A BAA spokesman said: “We abide by the UK tax rules. This is not an arrangement that is unique to BAA or ADI.”
The airports operator, which will today learn whether the Competition Commission is minded to break up its monopoly of major London airports, yesterday unveiled a management restructuring aimed at improving operations at Heathrow after the T5 fiasco.
New chief executive Colin Matthews is merging BAA’s corporate and Heathrow executive teams to give him more hands-on control of operations at Britain’s premier airport.
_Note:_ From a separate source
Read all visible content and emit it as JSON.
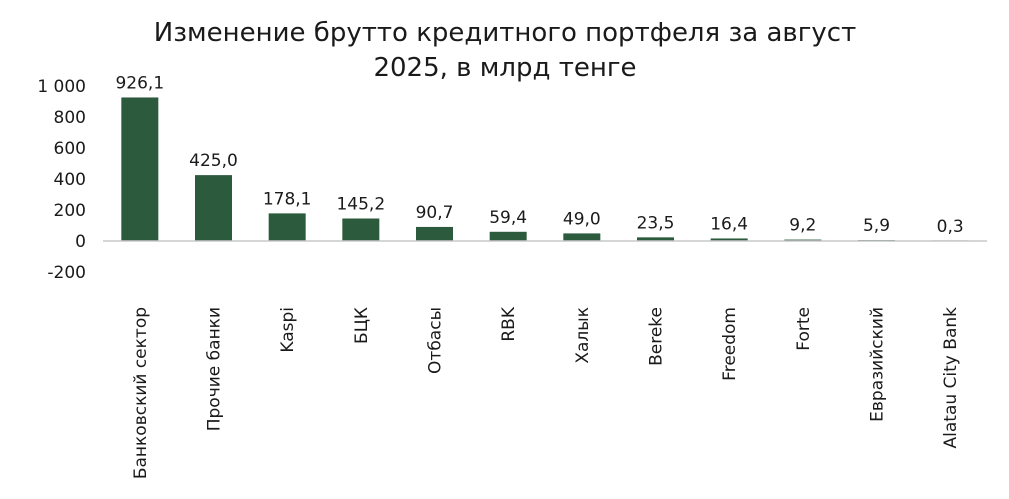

Combining the nine-strong corporate team with the Heathrow executive, led by the airport’s managing director, Mark Bullock, is expected to result in job losses among senior managers. Mr Bullock is expected to continue in his role. BAA will appoint a managing director to run its other six airports.
Mr Matthews said: “Before I joined BAA, I believed that the key priority for passengers and the company was to make Heathrow work effectively as the UK’s only global hub airport. Recent events at T5 have reinforced that view.”
The changes will be effective from June 1.